Chromebooks have their niche, beyond education they're good as second laptops where you're really only doing mostly browser stuff. Mine is getting on a bit now, a 2017 pixelbook.. but it doesn't go EOL until next year and I'll probably keep it beyond that because it just works.. only thing I'd like really would be a bigger screen.
Which consumer desktop Linux distros have more than 10 years of updates?
All of them!
Linux and Linux distros are generally designed to be hardware-agnostic, and generally works just fine on very old components. I'm currently running the current version of Ubuntu on a used U1 server from ~2013, no issues, no headaches. It just works. Grab any Windows PC from the last 20 years, you won't have any compatibility issues running most Linux distros, though some distros might expect more performance. Linux Mint is fairly lightweight.
Debian has been around for 30 years. And on my non-Chromebook I can always install the latest version.
I just recently installed the latest version of Manjaro on a Dell XPS 15z from 2011. So Manjaro supports hardware from at least 12 years ago.
https://www.zdnet.com/article/the-oldest-linux-distro-just-got-a-major-update/
1993s slackware
This is an apples to oranges (or OS to hardware) comparison.
Lots of GNU/Linux distros have been receiving updates for decades now, although major releases do sometimes drop support for some hardware (typically an entire CPU architecture).

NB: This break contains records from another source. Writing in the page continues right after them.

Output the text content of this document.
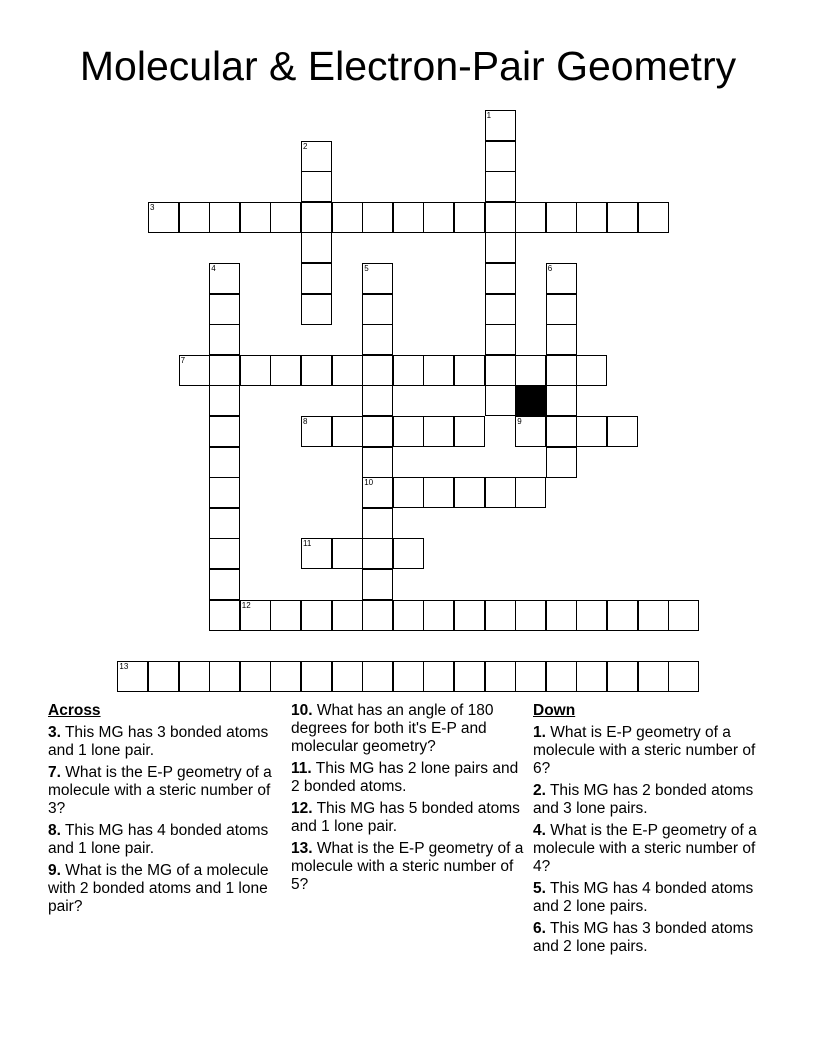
Molecular & Electron-Pair Geometry
1
2
3
4	5
10
6
7
8	9
11
12
13
Across
3. This MG has 3 bonded atoms and 1 lone pair.
7. What is the E-P geometry of a molecule with a steric number of 3?
8. This MG has 4 bonded atoms and 1 lone pair.
9. What is the MG of a molecule with 2 bonded atoms and 1 lone pair?
10. What has an angle of 180 degrees for both it's E-P and molecular geometry?
11. This MG has 2 lone pairs and 2 bonded atoms.
12. This MG has 5 bonded atoms and 1 lone pair.
13. What is the E-P geometry of a molecule with a steric number of 5?
Down
1. What is E-P geometry of a molecule with a steric number of 6?
2. This MG has 2 bonded atoms and 3 lone pairs.
4. What is the E-P geometry of a molecule with a steric number of 4?
5. This MG has 4 bonded atoms and 2 lone pairs.
6. This MG has 3 bonded atoms and 2 lone pairs.
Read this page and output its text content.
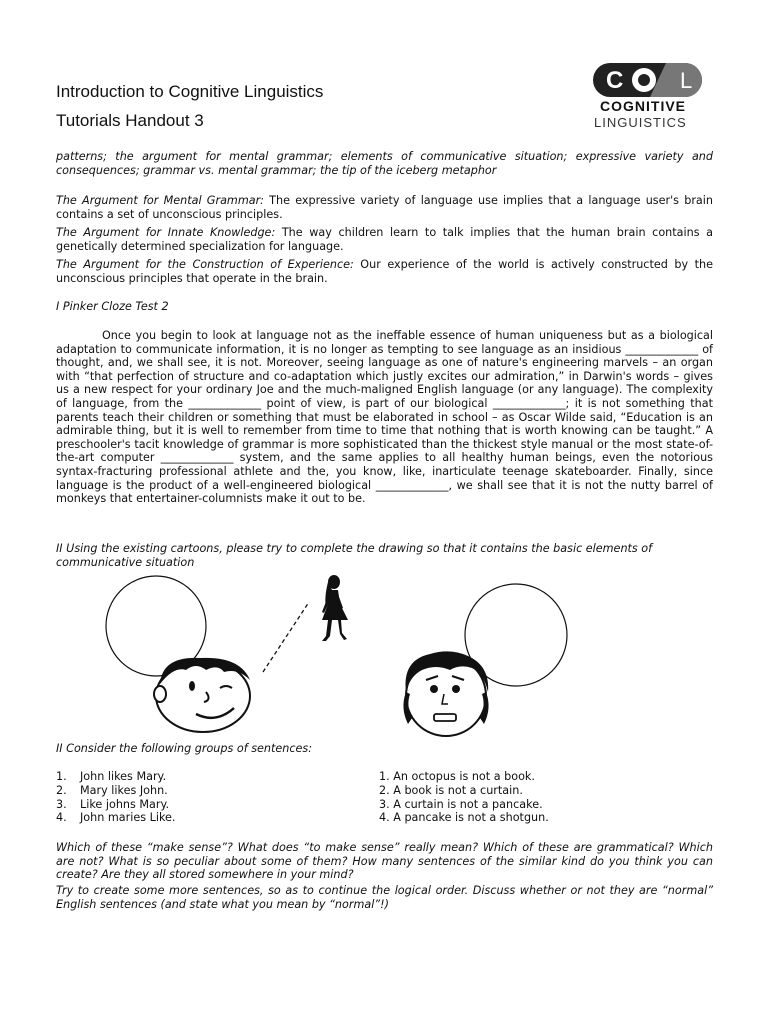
Introduction to Cognitive Linguistics
Tutorials Handout 3
C	L
COGNITIVE
LINGUISTICS
patterns; the argument for mental grammar; elements of communicative situation; expressive variety and consequences; grammar vs. mental grammar; the tip of the iceberg metaphor
The Argument for Mental Grammar: The expressive variety of language use implies that a language user's brain contains a set of unconscious principles.
The Argument for Innate Knowledge: The way children learn to talk implies that the human brain contains a genetically determined specialization for language.
The Argument for the Construction of Experience: Our experience of the world is actively constructed by the unconscious principles that operate in the brain.
I Pinker Cloze Test 2
Once you begin to look at language not as the ineffable essence of human uniqueness but as a biological adaptation to communicate information, it is no longer as tempting to see language as an insidious _____________ of thought, and, we shall see, it is not. Moreover, seeing language as one of nature's engineering marvels – an organ with “that perfection of structure and co-adaptation which justly excites our admiration,” in Darwin's words – gives us a new respect for your ordinary Joe and the much-maligned English language (or any language). The complexity of language, from the _____________ point of view, is part of our biological _____________; it is not something that parents teach their children or something that must be elaborated in school – as Oscar Wilde said, “Education is an admirable thing, but it is well to remember from time to time that nothing that is worth knowing can be taught.” A preschooler's tacit knowledge of grammar is more sophisticated than the thickest style manual or the most state-of-the-art computer _____________ system, and the same applies to all healthy human beings, even the notorious syntax-fracturing professional athlete and the, you know, like, inarticulate teenage skateboarder. Finally, since language is the product of a well-engineered biological _____________, we shall see that it is not the nutty barrel of monkeys that entertainer-columnists make it out to be.
II Using the existing cartoons, please try to complete the drawing so that it contains the basic elements of communicative situation
II Consider the following groups of sentences:
1. John likes Mary.
2. Mary likes John.
3. Like johns Mary.
4. John maries Like.
1. An octopus is not a book.
2. A book is not a curtain.
3. A curtain is not a pancake.
4. A pancake is not a shotgun.
Which of these “make sense”? What does “to make sense” really mean? Which of these are grammatical? Which are not? What is so peculiar about some of them? How many sentences of the similar kind do you think you can create? Are they all stored somewhere in your mind?
Try to create some more sentences, so as to continue the logical order. Discuss whether or not they are “normal” English sentences (and state what you mean by “normal”!)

I don't think ChromeOS is saying they'll provide security updates for a 10 year old OS release (though maybe they are? but that wouldn't be very attractive to most people), rather they're saying "ChromeOS devices receive 10 years of updates.**" (with the ** being "For devices prior to 2021 that will receive extended updates, some features and services might not be supported.")
And of course, yes, many other distros current releases today do have excellent support for hardware that is a lot more than 10 years old.
I'm running Arch Linux in a 18 year old laptop. And I could and have run Debian in the very same laptop in the past.
I don't get your point at all. If laptops were as repairable as desktops, we could continue using them for 15+ years. And software support, thanks to the GNU/Linux distro maintainers, is not a problem.
I have a CR48 from 2010 that is running arch linux, is slow but completely workable.